Rigorous noise reduction with quantum autoencoders

TL;DR

This paper introduces a quantum autoencoder scheme that effectively reduces noise in quantum states, demonstrating perfect reconstruction in certain models and practical applications like cooling states and improving quantum distillation, with experimental validation.

Contribution

It presents a noise reduction method using a quantum autoencoder with rigorous guarantees, implementable with unitary operations and demonstrated experimentally.

Findings

Perfect reconstruction in specific noise models

Significant reduction in magic state distillation costs

Experimental noise reduction in photonic circuits

Abstract

Reducing noise in quantum systems is a major challenge towards the application of quantum technologies.
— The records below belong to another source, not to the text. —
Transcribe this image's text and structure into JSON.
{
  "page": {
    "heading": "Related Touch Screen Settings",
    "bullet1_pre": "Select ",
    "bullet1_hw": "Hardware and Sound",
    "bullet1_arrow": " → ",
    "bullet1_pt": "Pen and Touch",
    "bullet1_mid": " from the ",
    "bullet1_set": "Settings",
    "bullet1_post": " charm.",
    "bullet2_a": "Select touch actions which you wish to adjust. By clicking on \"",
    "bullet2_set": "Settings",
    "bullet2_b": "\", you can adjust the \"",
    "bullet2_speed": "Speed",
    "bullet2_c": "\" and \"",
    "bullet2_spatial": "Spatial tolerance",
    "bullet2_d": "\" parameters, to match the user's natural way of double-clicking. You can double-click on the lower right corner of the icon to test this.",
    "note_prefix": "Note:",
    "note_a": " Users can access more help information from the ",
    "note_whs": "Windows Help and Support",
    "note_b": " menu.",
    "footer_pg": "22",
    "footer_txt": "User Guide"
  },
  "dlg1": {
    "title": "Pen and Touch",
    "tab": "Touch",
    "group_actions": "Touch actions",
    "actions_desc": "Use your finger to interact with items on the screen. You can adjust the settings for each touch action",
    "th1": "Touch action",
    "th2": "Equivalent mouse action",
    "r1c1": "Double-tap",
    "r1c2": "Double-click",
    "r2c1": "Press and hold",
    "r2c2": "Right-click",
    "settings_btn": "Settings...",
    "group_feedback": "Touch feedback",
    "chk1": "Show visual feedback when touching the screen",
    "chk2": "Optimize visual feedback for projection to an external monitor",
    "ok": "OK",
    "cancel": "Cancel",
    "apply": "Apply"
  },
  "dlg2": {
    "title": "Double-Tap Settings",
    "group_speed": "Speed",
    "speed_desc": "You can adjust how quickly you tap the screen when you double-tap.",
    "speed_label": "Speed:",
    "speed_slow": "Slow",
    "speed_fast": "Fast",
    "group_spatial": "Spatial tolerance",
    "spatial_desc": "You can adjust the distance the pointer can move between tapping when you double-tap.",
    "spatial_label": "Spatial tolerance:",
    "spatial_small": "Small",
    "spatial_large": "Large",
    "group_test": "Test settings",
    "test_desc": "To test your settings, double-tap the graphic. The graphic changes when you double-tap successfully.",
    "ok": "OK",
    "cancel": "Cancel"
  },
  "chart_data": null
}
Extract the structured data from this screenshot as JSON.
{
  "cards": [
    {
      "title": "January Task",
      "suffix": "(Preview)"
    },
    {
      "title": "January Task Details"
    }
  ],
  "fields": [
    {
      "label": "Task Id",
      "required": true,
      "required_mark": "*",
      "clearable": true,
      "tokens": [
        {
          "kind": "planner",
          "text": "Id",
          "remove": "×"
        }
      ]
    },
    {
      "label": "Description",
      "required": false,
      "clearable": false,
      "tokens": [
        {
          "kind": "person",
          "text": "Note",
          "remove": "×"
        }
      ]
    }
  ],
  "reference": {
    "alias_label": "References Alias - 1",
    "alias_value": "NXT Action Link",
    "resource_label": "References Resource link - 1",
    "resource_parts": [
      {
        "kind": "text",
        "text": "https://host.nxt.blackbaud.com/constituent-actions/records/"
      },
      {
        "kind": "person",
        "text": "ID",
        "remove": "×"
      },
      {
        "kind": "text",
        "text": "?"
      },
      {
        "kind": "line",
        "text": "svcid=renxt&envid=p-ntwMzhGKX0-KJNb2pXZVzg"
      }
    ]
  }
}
Here, we propose and demonstrate a scheme to reduce noise using a quantum autoencoder with rigorous performance guarantees. The quantum autoencoder learns to compresses noisy quantum states into a latent subspace and removes noise via projective measurements. We find various noise models where we can perfectly reconstruct the original state even for high noise levels. We apply the autoencoder to cool thermal states to the ground state and reduce the cost of magic state distillation by several orders of magnitude. Our autoencoder can be implemented using only unitary transformations without ancillas, making it immediately compatible with the state of the art. We experimentally demonstrate our methods to reduce noise in a photonic integrated circuit. Our results can be directly applied to make quantum technologies more robust to noise.